Эх, журавли, журавли!..
— Бова! — повернулся Иван Васильевич к едущему за его спиной Андрею Ивановичу. — Как по-французски «журавль»?
— Grue, — ответил тот.
— Хрю? — подивился государь.
— Не хрю, a grue, — терпеливо отвечал Бова, привыкший к тому, что государь, взявшийся изучать французский язык, постоянно издевается над словами, коими изъяснялся некогда великий Кретьен де Труа и кои ныне блистают в прекрасных поэмах Франсуа Вийона.
— Грю... грю... — повторил Иван Васильевич. — Всё-таки на хрю похоже, а не на журавля.
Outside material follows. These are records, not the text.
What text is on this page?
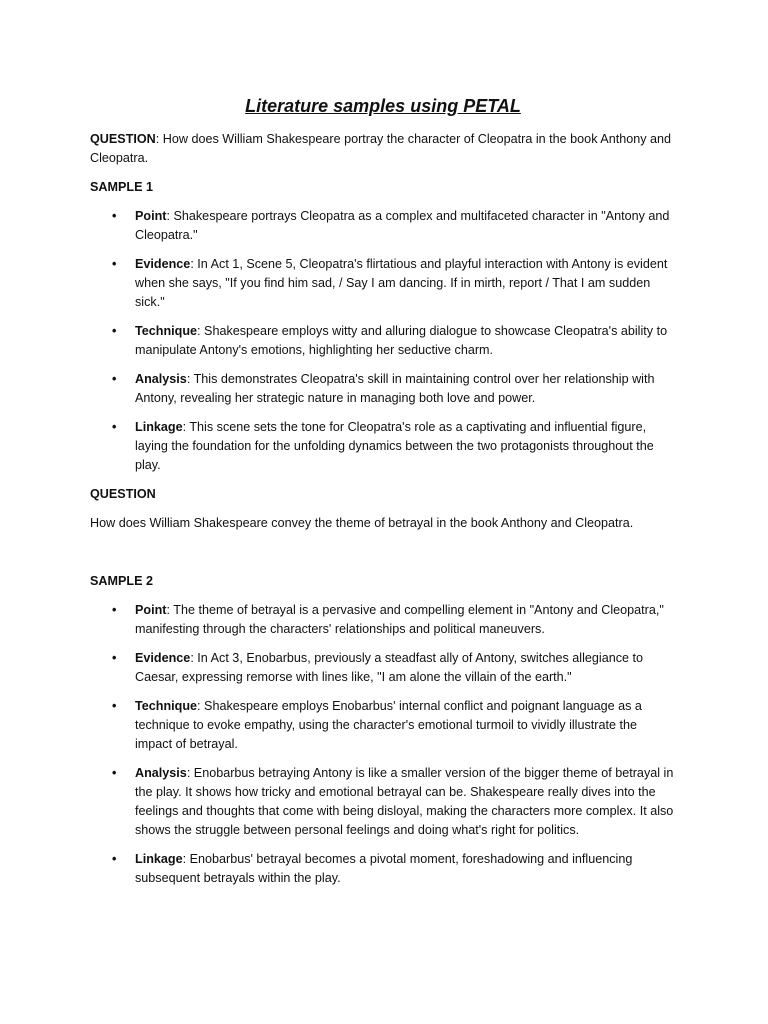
Literature samples using PETAL

QUESTION: How does William Shakespeare portray the character of Cleopatra in the book Anthony and Cleopatra.

SAMPLE 1
• Point: Shakespeare portrays Cleopatra as a complex and multifaceted character in "Antony and Cleopatra."
• Evidence: In Act 1, Scene 5, Cleopatra's flirtatious and playful interaction with Antony is evident when she says, "If you find him sad, / Say I am dancing. If in mirth, report / That I am sudden sick."
• Technique: Shakespeare employs witty and alluring dialogue to showcase Cleopatra's ability to manipulate Antony's emotions, highlighting her seductive charm.
• Analysis: This demonstrates Cleopatra's skill in maintaining control over her relationship with Antony, revealing her strategic nature in managing both love and power.
• Linkage: This scene sets the tone for Cleopatra's role as a captivating and influential figure, laying the foundation for the unfolding dynamics between the two protagonists throughout the play.
QUESTION

How does William Shakespeare convey the theme of betrayal in the book Anthony and Cleopatra.

SAMPLE 2
• Point: The theme of betrayal is a pervasive and compelling element in "Antony and Cleopatra," manifesting through the characters' relationships and political maneuvers.
• Evidence: In Act 3, Enobarbus, previously a steadfast ally of Antony, switches allegiance to Caesar, expressing remorse with lines like, "I am alone the villain of the earth."
• Technique: Shakespeare employs Enobarbus' internal conflict and poignant language as a technique to evoke empathy, using the character's emotional turmoil to vividly illustrate the impact of betrayal.
• Analysis: Enobarbus betraying Antony is like a smaller version of the bigger theme of betrayal in the play. It shows how tricky and emotional betrayal can be. Shakespeare really dives into the feelings and thoughts that come with being disloyal, making the characters more complex. It also shows the struggle between personal feelings and doing what's right for politics.
• Linkage: Enobarbus' betrayal becomes a pivotal moment, foreshadowing and influencing subsequent betrayals within the play.
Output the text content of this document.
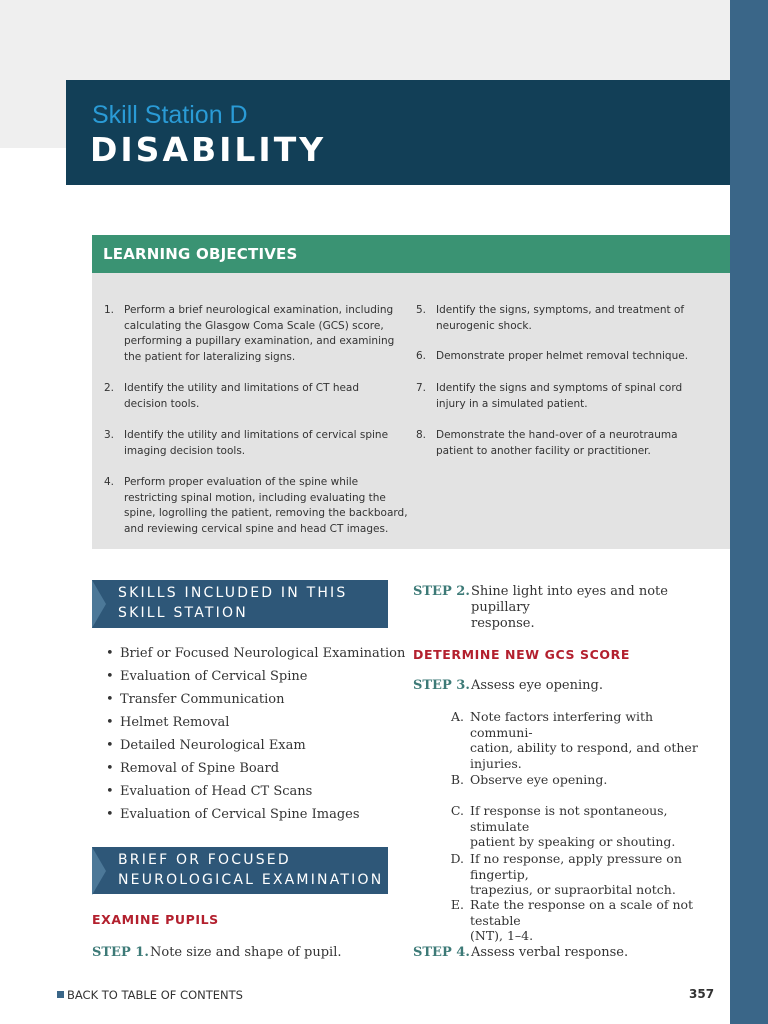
Skill Station D
DISABILITY
LEARNING OBJECTIVES
1. Perform a brief neurological examination, including
calculating the Glasgow Coma Scale (GCS) score,
performing a pupillary examination, and examining
the patient for lateralizing signs.
2. Identify the utility and limitations of CT head
decision tools.
3. Identify the utility and limitations of cervical spine
imaging decision tools.
4. Perform proper evaluation of the spine while
restricting spinal motion, including evaluating the
spine, logrolling the patient, removing the backboard,
and reviewing cervical spine and head CT images.
5. Identify the signs, symptoms, and treatment of
neurogenic shock.
6. Demonstrate proper helmet removal technique.
7. Identify the signs and symptoms of spinal cord
injury in a simulated patient.
8. Demonstrate the hand-over of a neurotrauma
patient to another facility or practitioner.
SKILLS INCLUDED IN THIS
SKILL STATION
• Brief or Focused Neurological Examination
• Evaluation of Cervical Spine
• Transfer Communication
• Helmet Removal
• Detailed Neurological Exam
• Removal of Spine Board
• Evaluation of Head CT Scans
• Evaluation of Cervical Spine Images
BRIEF OR FOCUSED
NEUROLOGICAL EXAMINATION
EXAMINE PUPILS
STEP 1. Note size and shape of pupil.
STEP 2. Shine light into eyes and note pupillary
response.
DETERMINE NEW GCS SCORE
STEP 3. Assess eye opening.
A. Note factors interfering with communi-
cation, ability to respond, and other
injuries.
B. Observe eye opening.
C. If response is not spontaneous, stimulate
patient by speaking or shouting.
D. If no response, apply pressure on fingertip,
trapezius, or supraorbital notch.
E. Rate the response on a scale of not testable
(NT), 1–4.
STEP 4. Assess verbal response.
BACK TO TABLE OF CONTENTS	357
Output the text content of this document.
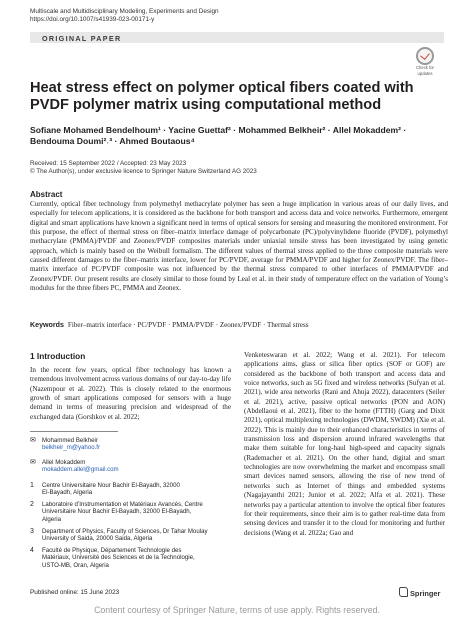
Multiscale and Multidisciplinary Modeling, Experiments and Design
https://doi.org/10.1007/s41939-023-00171-y
ORIGINAL PAPER
Check for
updates
Heat stress effect on polymer optical fibers coated with PVDF polymer matrix using computational method
Sofiane Mohamed Bendelhoum¹ · Yacine Guettaf² · Mohammed Belkheir² · Allel Mokaddem² · Bendouma Doumi²˒³ · Ahmed Boutaous⁴
Received: 15 September 2022 / Accepted: 23 May 2023
© The Author(s), under exclusive licence to Springer Nature Switzerland AG 2023
Abstract
Currently, optical fiber technology from polymethyl methacrylate polymer has seen a huge implication in various areas of our daily lives, and especially for telecom applications, it is considered as the backbone for both transport and access data and voice networks. Furthermore, emergent digital and smart applications have known a significant need in terms of optical sensors for sensing and measuring the monitored environment. For this purpose, the effect of thermal stress on fiber–matrix interface damage of polycarbonate (PC)/polyvinylidene fluoride (PVDF), polymethyl methacrylate (PMMA)/PVDF and Zeonex/PVDF composites materials under uniaxial tensile stress has been investigated by using genetic approach, which is mainly based on the Weibull formalism. The different values of thermal stress applied to the three composite materials were caused different damages to the fiber–matrix interface, lower for PC/PVDF, average for PMMA/PVDF and higher for Zeonex/PVDF. The fiber–matrix interface of PC/PVDF composite was not influenced by the thermal stress compared to other interfaces of PMMA/PVDF and Zeonex/PVDF. Our present results are closely similar to those found by Leal et al. in their study of temperature effect on the variation of Young’s modulus for the three fibers PC, PMMA and Zeonex.
Keywords Fiber–matrix interface · PC/PVDF · PMMA/PVDF · Zeonex/PVDF · Thermal stress
1 Introduction
In the recent few years, optical fiber technology has known a tremendous involvement across various domains of our day-to-day life (Nazempour et al. 2022). This is closely related to the enormous growth of smart applications composed for sensors with a huge demand in terms of measuring precision and widespread of the exchanged data (Gorshkov et al. 2022;
Venketeswaran et al. 2022; Wang et al. 2021). For telecom applications aims, glass or silica fiber optics (SOF or GOF) are considered as the backbone of both transport and access data and voice networks, such as 5G fixed and wireless networks (Sufyan et al. 2021), wide area networks (Rani and Ahuja 2022), datacenters (Seiler et al. 2021), active, passive optical networks (PON and AON) (Abdellaoui et al. 2021), fiber to the home (FTTH) (Garg and Dixit 2021), optical multiplexing technologies (DWDM, SWDM) (Xie et al. 2022). This is mainly due to their enhanced characteristics in terms of transmission loss and dispersion around infrared wavelengths that make them suitable for long-haul high-speed and capacity signals (Rademacher et al. 2021). On the other hand, digital and smart technologies are now overwhelming the market and encompass small smart devices named sensors, allowing the rise of new trend of networks such as Internet of things and embedded systems (Nagajayanthi 2021; Junior et al. 2022; Alfa et al. 2021). These networks pay a particular attention to involve the optical fiber features for their requirements, since their aim is to gather real-time data from sensing devices and transfer it to the cloud for monitoring and further decisions (Wang et al. 2022a; Gao and
✉ Mohammed Belkheir
belkheir_m@yahoo.fr
✉ Allel Mokaddem
mokaddem.allel@gmail.com
1 Centre Universitaire Nour Bachir El-Bayadh, 32000
El-Bayadh, Algeria
2 Laboratoire d’Instrumentation et Matériaux Avancés, Centre
Universitaire Nour Bachir El-Bayadh, 32000 El-Bayadh,
Algeria
3 Department of Physics, Faculty of Sciences, Dr Tahar Moulay
University of Saida, 20000 Saida, Algeria
4 Faculté de Physique, Département Technologie des
Matériaux, Université des Sciences et de la Technologie,
USTO-MB, Oran, Algeria
Published online: 15 June 2023	Springer
Content courtesy of Springer Nature, terms of use apply. Rights reserved.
Некоторые слова у вас очень меткие бывают, как то, что мне недавно понравилось... Какое?
— Bourdon, — подсказал Бова.
— Точно, бурдон, — улыбнулся Иван Васильевич. — Это шмель, кажется?
— Шмель.
— Похоже. Бурдон. Хотя нет пушистости шмеля, как у нас — ш-ш-шмель. А вот грю и журавль — совсем разное.
Государь кое-как уж изучил итальянский, мог держать беседу с терпеливой женой и даже с Аристотелем, он тоже не такой таратора, как прочие фряги. Но французский, по сравнению с итальянским, казался ему совсем смехотворным наречием, и он уж понимал, что зря дёргает Андрея Ивановича, всё равно не одолеет сей «lange». Бова, кстати, далеко не все слова своей родной речи помнил.
Москва уже стояла пред ними на том берегу реки во всей своей нелепой красоте. Она жила своей милой будничной жизнью и ещё не знала, что ей снова определено судьбинушкой — гореть. По реке сновали кораблики, ветер — сухой и тёплый, но сильный — основательно рвал с деревьев листву и нёс её из стороны в сторону. Над Кремлем горели новенькие купола Успенского собора, пламенели холодным золотом, ещё не ведая, что вскоре предстоит им отражать на своих луковичных боках блеск горячего и дымного пламени пожара. Ох, беда!..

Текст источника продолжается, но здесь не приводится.